Food Market in Santiago de Compostela
Airports are communication nodes, but a strange kind of node, alien to the place where they are located – a non-place, as Marc Augé used to say. Markets, on the other hand, are perhaps quite the opposite, welcoming spaces, covered plazas where exchange takes place under the umbrella of the everyday.
In the Middle Ages, vendors occupied city squares. For this reason, today’s food markets were called then plazas de abastos. Many of the most renowned ones date back to medieval times. They were originally open-air markets, where peddlers and farmers from nearby towns would set up their stalls to sell their products. This was the case with the Boquería in Barcelona, which was only covered in the 20th century, in 1914.
It is also the case of Santiago de Compostela, in which markets were held in the squares of Platerías, Azabachería and Cervantes. At the end of the 19th century a decision was made to concentrate this intense activity in the old orchards of the Count of Altamira. This is how the Mercado de Abastos de Santiago de Compostela came into being. Its halls were built at the end of the 1930s by Joaquín Vaquero Palacios.

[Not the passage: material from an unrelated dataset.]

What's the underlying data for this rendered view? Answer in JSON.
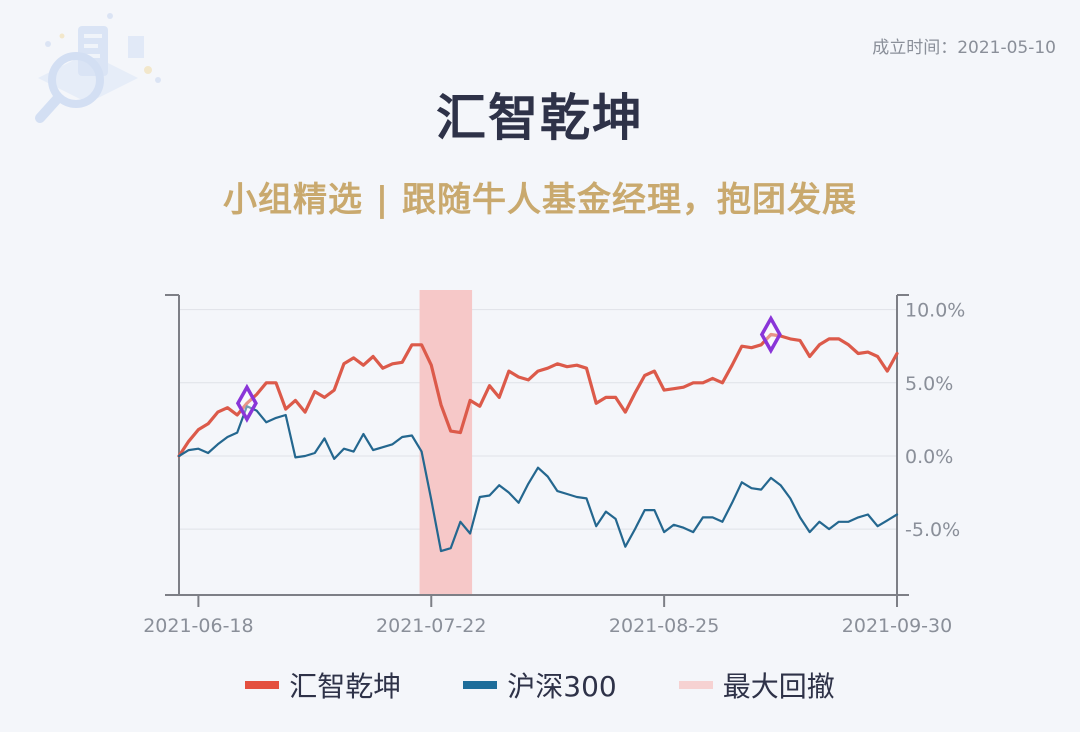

Joaquín Vaquero Palacios was an architect from Oviedo born in 1900. Architect and painter, exclusively dedicated to the latter for fifteen years, he did not stand out for the large amount of work he did, but for the absolute originality of his work. He also excelled for his understanding of the architectural project as a total work of art. His best known designs are five Asturian power plants that go beyond the notion of infrastructure. These facilities were endowed with various ornamental and decorative elements, from facades to lamps and railings.
His engagement with painting was transferred to the space. The rooms were filled with color in order to achieve depth. With certain neo-Romantic influences, he advocated for the concept of Integration of the Arts. This did not fail to connect with the modern proposals made explicit in the CIAMs.

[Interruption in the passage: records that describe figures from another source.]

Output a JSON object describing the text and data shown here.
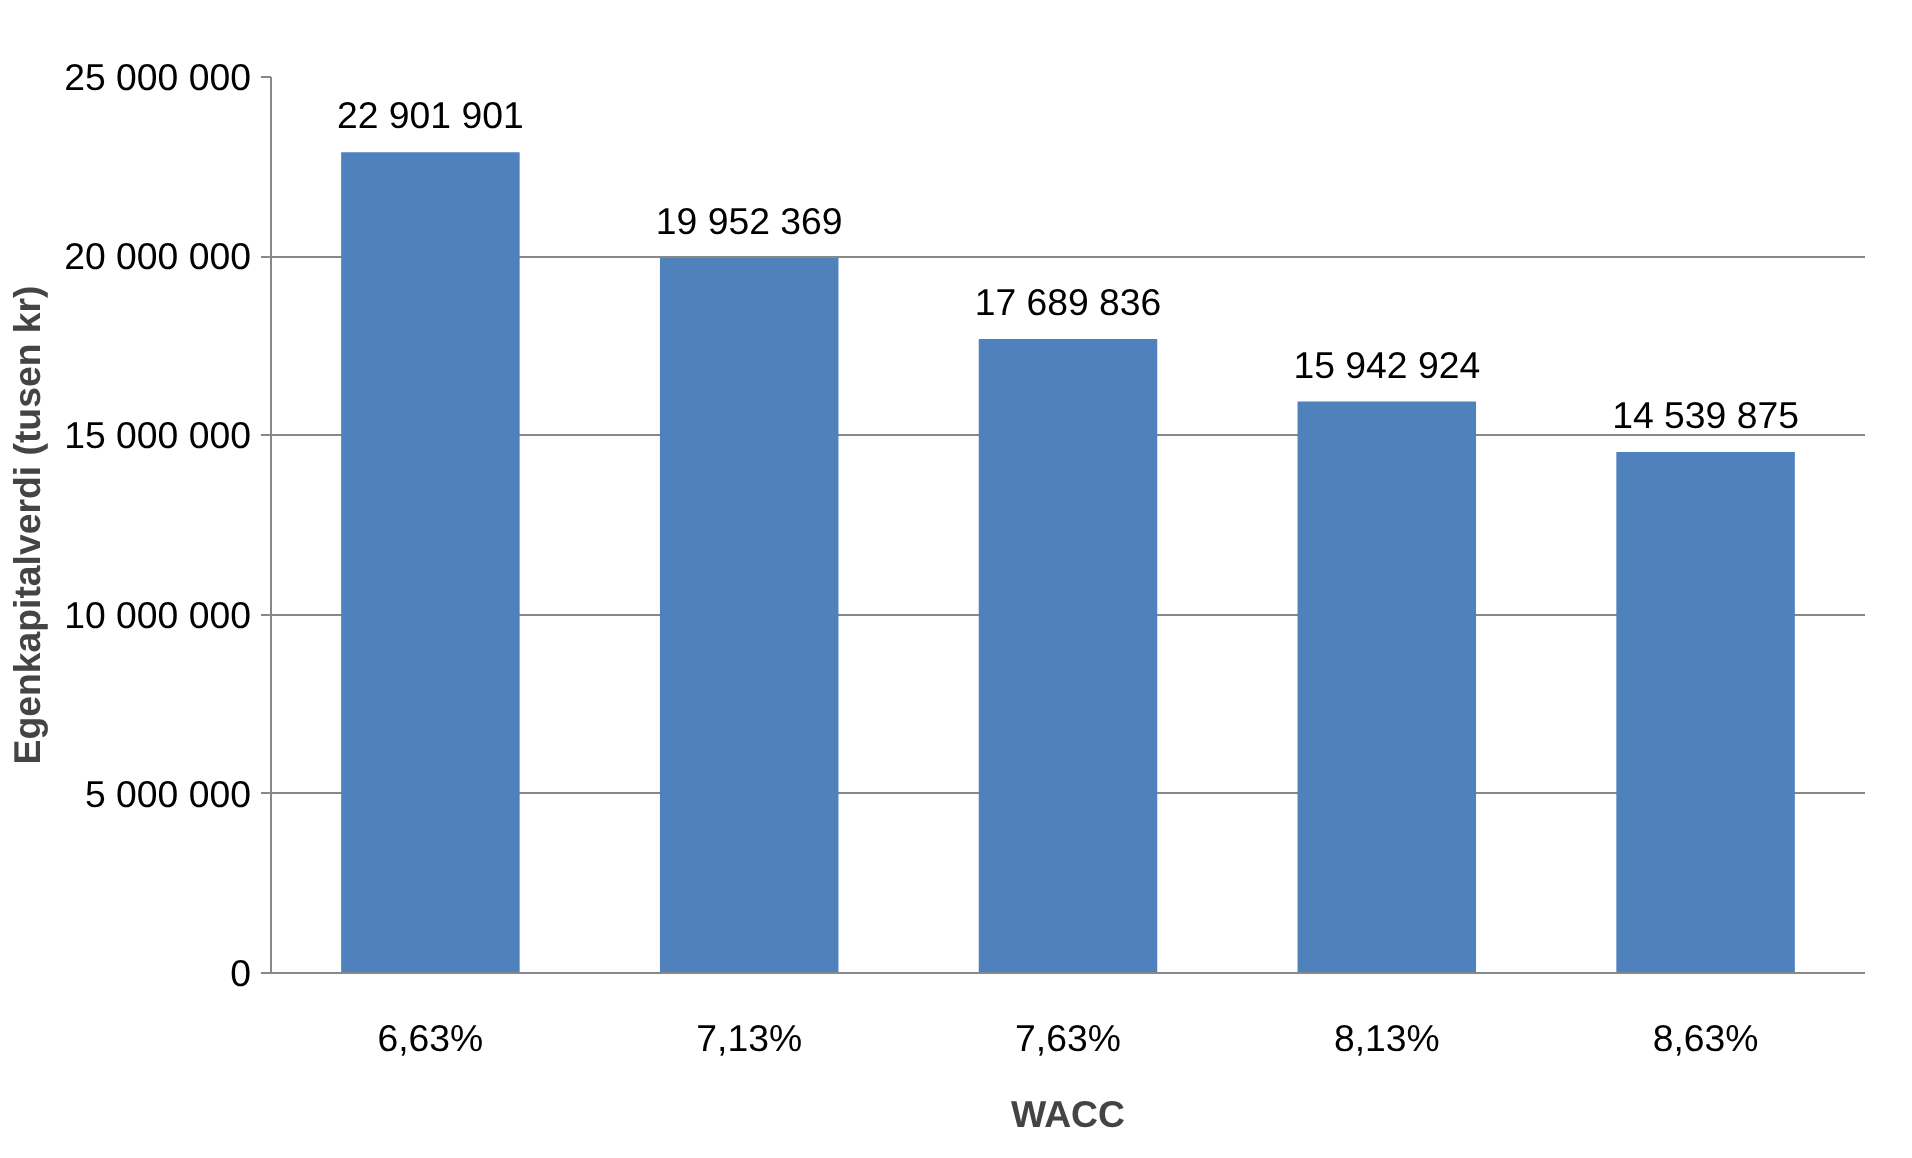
{
  "chart_data": {
    "type": "bar",
    "xlabel": "WACC",
    "ylabel": "Egenkapitalverdi (tusen kr)",
    "categories": [
      "6,63%",
      "7,13%",
      "7,63%",
      "8,13%",
      "8,63%"
    ],
    "values": [
      22901901,
      19952369,
      17689836,
      15942924,
      14539875
    ],
    "value_labels": [
      "22 901 901",
      "19 952 369",
      "17 689 836",
      "15 942 924",
      "14 539 875"
    ],
    "color": "#4f81bd",
    "ylim": [
      0,
      25000000
    ],
    "yticks": [
      {
        "value": 0,
        "label": "0"
      },
      {
        "value": 5000000,
        "label": "5 000 000"
      },
      {
        "value": 10000000,
        "label": "10 000 000"
      },
      {
        "value": 15000000,
        "label": "15 000 000"
      },
      {
        "value": 20000000,
        "label": "20 000 000"
      },
      {
        "value": 25000000,
        "label": "25 000 000"
      }
    ],
    "grid": "y"
  }
}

The Mercado de Abastos de Santiago de Compostela was completed by Vaquero Palacios in 1942. It was designed in a time of transition from his early rationalism. In the façade of the Market, a more historicist language emerges. The building is characterized by the use of a vocabulary of pre-Romanesque reminiscences that has been readapted to house the market program.
The market is conceived as a complex made up of eight large halls. Built in granite, their elongated shape and gable roof are reminiscent of a church. The decoration is kept to a minimum, being the powerful geometry of ashlars and construction elements the one that carries the weight of the composition. The result is a complex of timeless appearance, which could be difficult to date. It could be either a work of great antiquity or totally contemporary. Perfectly integrated into the ancient city of Compostela, it has become the second most visited site in the city.